Similar Brain Mechanisms Found in Real and Imagined Movements - European Medical Journal

Similar Brain Mechanisms Found in Real and Imagined Movements

1 Mins
Neurology

THE BRAIN’S mechanisms are similar during both imagined and real movements, findings which could be used to develop new methods of helping recovery in patients with motor disabilities, suggests recent research. The study, from Karolinska Institutet, Solna, Sweden, showed that our perception is changed in the same way during imagined movements as real ones.

Mental Training

Mental training is known to enhance motor performance and is often used by elite athletes and professional musicians. To better understand the mechanisms that lay behind this, the team asked 36 healthy individuals to either perform or imagine performing a movement during a series of experiments.
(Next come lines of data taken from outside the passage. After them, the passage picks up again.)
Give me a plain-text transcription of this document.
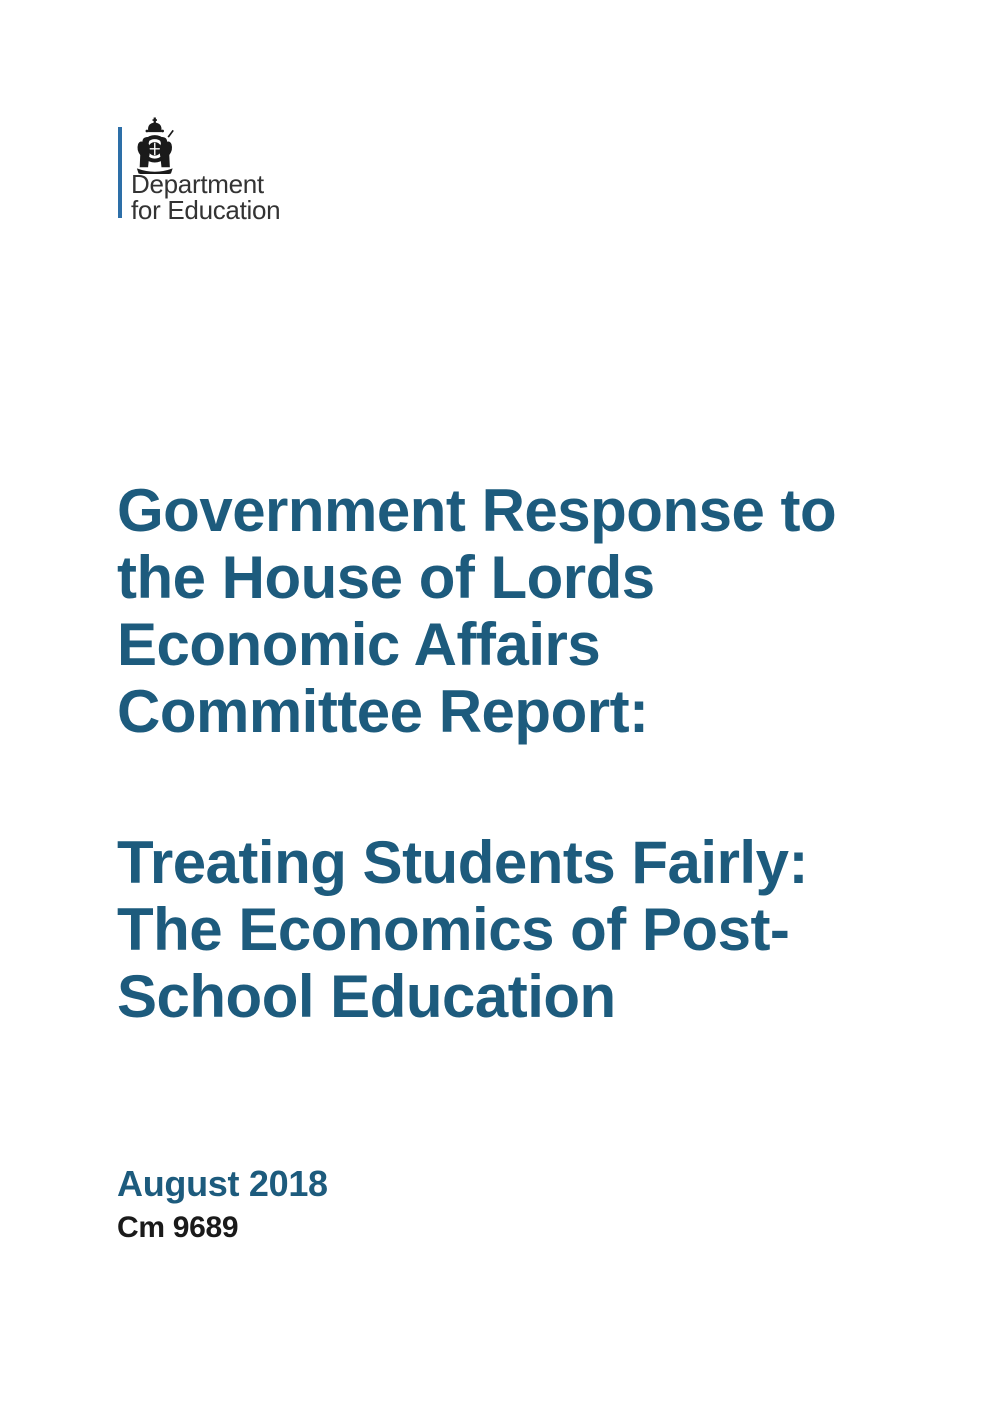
Department
for Education
Government Response to
the House of Lords
Economic Affairs
Committee Report:
Treating Students Fairly:
The Economics of Post-
School Education
August 2018
Cm 9689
Muscular activity was recorded to ensure the participants were not moving whilst imagining.

Equivalent Perception

In the tests, the participants imagined pressing their right finger against the relaxed left finger, and at the same moment, specially designed equipment applied a touch to their left finger. This touch was perceived by the subjects to be less intense compared to when they neither moved nor imagined; this indicated their brains had predicted how they would feel. This weakened perception during imagination was observed to be equivalent to their perception when the movement was physically performed.
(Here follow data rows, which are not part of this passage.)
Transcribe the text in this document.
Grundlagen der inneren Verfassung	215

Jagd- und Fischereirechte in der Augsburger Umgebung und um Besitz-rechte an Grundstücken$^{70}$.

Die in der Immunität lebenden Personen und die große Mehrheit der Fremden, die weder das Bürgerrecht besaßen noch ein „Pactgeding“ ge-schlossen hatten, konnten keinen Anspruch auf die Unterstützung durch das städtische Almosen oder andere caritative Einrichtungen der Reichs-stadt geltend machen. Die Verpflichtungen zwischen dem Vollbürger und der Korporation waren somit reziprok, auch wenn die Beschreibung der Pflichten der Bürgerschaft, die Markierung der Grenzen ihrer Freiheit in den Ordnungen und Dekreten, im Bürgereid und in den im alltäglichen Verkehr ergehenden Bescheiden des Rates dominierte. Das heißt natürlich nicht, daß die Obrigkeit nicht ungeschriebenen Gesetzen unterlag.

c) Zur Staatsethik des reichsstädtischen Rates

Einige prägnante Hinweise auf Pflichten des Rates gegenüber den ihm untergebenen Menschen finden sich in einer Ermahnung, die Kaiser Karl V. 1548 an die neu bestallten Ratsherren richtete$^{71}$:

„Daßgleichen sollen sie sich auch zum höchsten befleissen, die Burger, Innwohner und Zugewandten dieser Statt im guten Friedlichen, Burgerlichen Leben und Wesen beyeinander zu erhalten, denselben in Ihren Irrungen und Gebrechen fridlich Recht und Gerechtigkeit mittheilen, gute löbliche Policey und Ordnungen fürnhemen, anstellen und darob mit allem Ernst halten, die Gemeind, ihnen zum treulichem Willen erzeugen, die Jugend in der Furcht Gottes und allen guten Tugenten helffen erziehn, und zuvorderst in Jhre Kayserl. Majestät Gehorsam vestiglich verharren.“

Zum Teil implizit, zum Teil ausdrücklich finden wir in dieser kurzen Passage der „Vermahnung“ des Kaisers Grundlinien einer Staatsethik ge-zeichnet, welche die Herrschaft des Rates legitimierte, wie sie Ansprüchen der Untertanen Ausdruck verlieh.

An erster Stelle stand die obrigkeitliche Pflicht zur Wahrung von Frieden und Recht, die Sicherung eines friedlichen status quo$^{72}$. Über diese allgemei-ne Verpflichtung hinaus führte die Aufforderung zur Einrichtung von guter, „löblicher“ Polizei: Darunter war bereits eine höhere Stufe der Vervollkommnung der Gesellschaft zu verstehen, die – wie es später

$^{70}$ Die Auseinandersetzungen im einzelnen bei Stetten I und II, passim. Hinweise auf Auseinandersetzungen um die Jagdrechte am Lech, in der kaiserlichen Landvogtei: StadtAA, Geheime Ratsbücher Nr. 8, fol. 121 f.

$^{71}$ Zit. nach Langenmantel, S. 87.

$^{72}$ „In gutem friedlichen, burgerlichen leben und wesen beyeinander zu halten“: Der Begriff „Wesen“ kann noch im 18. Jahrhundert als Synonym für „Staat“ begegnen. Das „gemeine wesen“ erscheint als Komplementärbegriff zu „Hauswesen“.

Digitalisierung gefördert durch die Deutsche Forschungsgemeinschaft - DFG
“Our study shows that if we imagine movement but we do not physically perform it, real touch will still feel less intense,” explained lead author Dr Konstantina Kilteni, Karolinska Institutet. “This implies that during imagining the movement the brain also predicts how we would feel if the imagined movements were executed. Taken together our findings suggest that imagined and real movements have very similar brain mechanisms, if not sharing the same one, which may explain the positive effects of mental training.”

Future Applications

The authors hope the findings can be built upon in clinical research to develop techniques that enable patients with motor disabilities, for example stroke, to imagine undertaking a movement they cannot physically perform, thereby benefitting their motor rehabilitation. There is also a potential application in brain-computer interfaces, used by paralysed or amputated patients to control limbs through imagination.